As the yacht was a UK-flagged vessel, the MAIB sent four inspectors to Sicily to carry out a preliminary assessment, a spokesman for the Department for Transport said. They arrived at the scene on Monday and spoke with local authorities and emergency services crews to determine if they needed their own investigation.

The weather phenomenon that hit the ship is called a waterspout. Usually 2 to 3 meters in width, they are not uncommon in Italy in late summer, driven by the warm waters of the Mediterranean. Jones described it as “like a swirling mass of wind and water passing over the deck”.

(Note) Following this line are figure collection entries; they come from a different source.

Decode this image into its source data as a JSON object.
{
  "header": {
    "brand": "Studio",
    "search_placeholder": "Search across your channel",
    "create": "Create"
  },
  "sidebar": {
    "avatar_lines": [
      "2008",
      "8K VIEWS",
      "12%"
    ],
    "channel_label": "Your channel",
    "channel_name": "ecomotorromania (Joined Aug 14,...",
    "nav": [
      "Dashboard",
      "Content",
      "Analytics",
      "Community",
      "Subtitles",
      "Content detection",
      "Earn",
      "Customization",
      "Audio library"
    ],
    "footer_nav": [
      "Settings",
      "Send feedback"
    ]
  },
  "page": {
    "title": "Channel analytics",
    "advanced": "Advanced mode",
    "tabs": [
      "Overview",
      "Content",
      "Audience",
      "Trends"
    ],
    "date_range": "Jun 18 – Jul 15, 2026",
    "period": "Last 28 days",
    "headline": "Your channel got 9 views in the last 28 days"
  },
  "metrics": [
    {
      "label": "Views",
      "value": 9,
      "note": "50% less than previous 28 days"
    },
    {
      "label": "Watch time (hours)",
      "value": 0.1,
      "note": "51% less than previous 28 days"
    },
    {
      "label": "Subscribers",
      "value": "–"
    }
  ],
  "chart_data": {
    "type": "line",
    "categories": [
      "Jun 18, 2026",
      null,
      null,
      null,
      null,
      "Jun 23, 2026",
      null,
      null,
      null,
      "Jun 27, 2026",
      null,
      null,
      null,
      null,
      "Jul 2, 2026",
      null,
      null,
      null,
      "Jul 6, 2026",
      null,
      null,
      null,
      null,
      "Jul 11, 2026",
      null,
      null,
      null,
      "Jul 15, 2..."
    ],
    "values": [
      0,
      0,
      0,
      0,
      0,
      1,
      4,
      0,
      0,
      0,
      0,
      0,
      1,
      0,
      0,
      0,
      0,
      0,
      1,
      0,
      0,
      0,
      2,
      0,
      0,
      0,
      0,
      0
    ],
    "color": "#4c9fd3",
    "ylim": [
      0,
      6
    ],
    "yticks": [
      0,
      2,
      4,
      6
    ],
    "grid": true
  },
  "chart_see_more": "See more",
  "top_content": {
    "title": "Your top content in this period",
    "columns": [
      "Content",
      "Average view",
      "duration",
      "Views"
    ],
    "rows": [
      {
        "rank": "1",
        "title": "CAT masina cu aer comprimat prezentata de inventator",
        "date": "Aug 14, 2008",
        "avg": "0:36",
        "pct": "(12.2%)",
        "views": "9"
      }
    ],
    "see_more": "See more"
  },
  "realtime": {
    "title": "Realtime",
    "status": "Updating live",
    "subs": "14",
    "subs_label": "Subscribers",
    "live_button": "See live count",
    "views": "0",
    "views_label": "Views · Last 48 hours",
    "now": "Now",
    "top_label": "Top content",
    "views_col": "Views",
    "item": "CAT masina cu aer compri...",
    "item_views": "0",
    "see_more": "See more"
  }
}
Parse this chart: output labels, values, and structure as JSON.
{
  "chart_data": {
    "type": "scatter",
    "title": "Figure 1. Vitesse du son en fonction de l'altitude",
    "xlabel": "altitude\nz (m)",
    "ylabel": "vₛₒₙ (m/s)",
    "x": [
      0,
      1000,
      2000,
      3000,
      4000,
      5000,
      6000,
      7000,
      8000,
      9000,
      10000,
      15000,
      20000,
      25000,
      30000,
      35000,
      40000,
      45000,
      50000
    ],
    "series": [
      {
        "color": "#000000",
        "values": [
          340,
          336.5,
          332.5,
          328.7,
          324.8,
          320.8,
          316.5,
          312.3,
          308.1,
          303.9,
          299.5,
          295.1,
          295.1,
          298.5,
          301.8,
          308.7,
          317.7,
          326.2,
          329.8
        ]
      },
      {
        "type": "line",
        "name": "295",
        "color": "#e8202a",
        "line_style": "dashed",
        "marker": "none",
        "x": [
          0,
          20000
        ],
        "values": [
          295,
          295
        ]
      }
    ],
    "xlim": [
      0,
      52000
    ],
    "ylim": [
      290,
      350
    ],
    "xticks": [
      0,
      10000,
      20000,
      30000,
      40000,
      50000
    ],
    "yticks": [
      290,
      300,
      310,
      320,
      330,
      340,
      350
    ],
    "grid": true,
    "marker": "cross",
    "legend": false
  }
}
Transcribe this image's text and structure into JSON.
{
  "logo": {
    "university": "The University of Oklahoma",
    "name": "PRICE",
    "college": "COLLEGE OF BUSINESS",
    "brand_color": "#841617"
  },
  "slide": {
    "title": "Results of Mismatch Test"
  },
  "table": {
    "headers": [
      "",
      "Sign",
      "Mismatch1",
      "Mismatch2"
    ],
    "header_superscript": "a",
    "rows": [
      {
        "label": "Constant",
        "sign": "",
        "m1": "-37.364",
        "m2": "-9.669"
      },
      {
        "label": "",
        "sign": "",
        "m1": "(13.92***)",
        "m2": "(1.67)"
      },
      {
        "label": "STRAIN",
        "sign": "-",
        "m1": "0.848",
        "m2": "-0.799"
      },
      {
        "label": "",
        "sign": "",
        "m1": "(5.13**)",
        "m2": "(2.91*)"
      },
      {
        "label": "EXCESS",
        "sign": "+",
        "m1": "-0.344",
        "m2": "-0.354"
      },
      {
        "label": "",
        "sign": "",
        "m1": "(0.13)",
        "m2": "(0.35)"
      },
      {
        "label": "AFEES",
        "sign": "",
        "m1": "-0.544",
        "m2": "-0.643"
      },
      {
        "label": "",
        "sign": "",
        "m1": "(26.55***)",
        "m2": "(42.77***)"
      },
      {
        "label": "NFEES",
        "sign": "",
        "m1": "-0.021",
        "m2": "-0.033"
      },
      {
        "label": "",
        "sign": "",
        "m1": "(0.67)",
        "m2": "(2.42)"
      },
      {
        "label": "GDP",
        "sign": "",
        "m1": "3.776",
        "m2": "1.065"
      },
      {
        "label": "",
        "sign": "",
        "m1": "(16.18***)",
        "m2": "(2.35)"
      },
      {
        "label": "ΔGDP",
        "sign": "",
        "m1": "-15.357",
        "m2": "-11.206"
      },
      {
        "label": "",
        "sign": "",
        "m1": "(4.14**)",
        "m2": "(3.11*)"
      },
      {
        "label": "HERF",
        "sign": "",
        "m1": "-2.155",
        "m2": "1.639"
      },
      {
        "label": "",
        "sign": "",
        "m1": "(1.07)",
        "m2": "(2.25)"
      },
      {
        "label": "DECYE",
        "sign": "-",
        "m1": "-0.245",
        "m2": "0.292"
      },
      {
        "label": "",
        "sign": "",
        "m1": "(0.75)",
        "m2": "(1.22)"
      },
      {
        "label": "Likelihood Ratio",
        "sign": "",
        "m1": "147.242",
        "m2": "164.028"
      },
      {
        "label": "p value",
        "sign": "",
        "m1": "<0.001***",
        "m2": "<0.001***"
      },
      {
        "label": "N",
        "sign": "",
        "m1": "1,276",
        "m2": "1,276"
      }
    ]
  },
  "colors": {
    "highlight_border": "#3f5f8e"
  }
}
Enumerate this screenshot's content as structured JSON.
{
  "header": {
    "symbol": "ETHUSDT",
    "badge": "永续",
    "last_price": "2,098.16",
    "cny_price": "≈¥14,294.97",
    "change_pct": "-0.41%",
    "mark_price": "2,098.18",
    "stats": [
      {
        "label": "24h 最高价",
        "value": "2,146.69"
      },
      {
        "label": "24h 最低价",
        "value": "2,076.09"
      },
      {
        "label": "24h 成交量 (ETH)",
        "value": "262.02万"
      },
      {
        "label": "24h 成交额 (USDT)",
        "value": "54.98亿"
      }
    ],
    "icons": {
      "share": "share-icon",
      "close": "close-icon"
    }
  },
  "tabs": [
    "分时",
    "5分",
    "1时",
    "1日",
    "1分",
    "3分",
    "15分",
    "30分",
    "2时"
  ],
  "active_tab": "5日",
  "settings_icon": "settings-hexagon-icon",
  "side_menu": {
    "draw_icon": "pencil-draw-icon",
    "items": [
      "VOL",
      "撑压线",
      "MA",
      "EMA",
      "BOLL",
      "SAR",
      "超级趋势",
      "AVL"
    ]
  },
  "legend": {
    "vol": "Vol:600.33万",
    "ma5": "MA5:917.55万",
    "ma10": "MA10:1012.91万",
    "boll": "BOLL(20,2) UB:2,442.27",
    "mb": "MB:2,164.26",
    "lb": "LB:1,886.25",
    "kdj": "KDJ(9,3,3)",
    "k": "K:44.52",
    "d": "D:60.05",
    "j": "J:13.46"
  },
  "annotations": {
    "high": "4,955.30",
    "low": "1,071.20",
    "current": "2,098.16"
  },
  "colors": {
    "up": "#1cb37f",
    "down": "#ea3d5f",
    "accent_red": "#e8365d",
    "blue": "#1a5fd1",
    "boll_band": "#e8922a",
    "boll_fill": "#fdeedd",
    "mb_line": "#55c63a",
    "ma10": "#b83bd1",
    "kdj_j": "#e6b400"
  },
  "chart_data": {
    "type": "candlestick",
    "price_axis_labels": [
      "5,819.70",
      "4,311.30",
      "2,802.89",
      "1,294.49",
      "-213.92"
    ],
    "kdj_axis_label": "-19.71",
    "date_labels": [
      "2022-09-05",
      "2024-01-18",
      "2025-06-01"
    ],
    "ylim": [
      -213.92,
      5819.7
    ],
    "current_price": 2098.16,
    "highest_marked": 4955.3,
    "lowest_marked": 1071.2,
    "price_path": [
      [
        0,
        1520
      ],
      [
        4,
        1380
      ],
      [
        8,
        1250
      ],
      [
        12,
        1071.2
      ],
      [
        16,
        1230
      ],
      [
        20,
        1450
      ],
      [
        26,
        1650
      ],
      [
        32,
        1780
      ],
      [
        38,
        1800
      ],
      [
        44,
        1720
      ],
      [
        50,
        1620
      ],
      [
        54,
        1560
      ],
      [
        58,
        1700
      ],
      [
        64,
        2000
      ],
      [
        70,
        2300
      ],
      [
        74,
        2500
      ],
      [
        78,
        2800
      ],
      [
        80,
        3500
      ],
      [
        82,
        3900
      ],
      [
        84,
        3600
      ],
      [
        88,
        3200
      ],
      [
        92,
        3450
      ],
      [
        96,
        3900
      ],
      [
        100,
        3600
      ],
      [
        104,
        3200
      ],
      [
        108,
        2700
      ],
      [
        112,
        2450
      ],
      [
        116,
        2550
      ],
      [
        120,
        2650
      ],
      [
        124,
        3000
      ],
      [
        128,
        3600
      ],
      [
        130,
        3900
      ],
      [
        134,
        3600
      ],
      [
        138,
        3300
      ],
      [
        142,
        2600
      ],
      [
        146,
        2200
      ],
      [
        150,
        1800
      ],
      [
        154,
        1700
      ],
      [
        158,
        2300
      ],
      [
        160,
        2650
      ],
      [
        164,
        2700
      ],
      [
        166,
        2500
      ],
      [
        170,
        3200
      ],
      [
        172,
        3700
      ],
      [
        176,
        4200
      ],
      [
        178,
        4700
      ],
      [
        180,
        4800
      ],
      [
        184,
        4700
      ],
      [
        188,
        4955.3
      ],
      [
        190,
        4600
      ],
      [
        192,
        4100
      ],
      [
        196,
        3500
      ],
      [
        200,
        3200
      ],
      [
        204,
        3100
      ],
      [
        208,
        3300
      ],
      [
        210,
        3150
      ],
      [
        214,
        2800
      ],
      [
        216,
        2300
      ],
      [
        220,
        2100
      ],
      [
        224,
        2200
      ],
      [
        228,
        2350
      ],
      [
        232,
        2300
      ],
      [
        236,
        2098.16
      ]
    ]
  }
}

Italy experiences more than 100 “tornadic events” a year, said Andrew Pedrini, a meteorologist at Atmospheric G2 meteorologist. However, offshore marine spills are often not reported. In coastal areas, strong winds can pick up, then die down in seconds with little warning, according to a fellow superyacht captain who asked not to be named discussing the tragic events.

Commenting on whether the tragedy could have been foreseen, Salvo Cocina, head of Sicily’s Civil Protection Agency, said only the level of probability could have been predicted. It was impossible to calculate when and where such weather would hit, he said. Warming seas have increased the severity of such events, Cocina added.

For now, rescue efforts continue in Porticello. Local media reported on Wednesday that small teams of divers were able to access the interior sections of the craft.

Ashore, TV presenters from around the world set up on a jetty overlooking one of the emergency operations bases, just below a monument to the Virgin Mary meant to protect sailors.

Börner, the captain of the schooner, was concerned that part of the Bayesian was open, which could explain how it sank so quickly. It was one of the first questions asked of one of the rescued crew members. “He said it was closed,” Börner said. “He himself was really surprised that it sank so quickly.”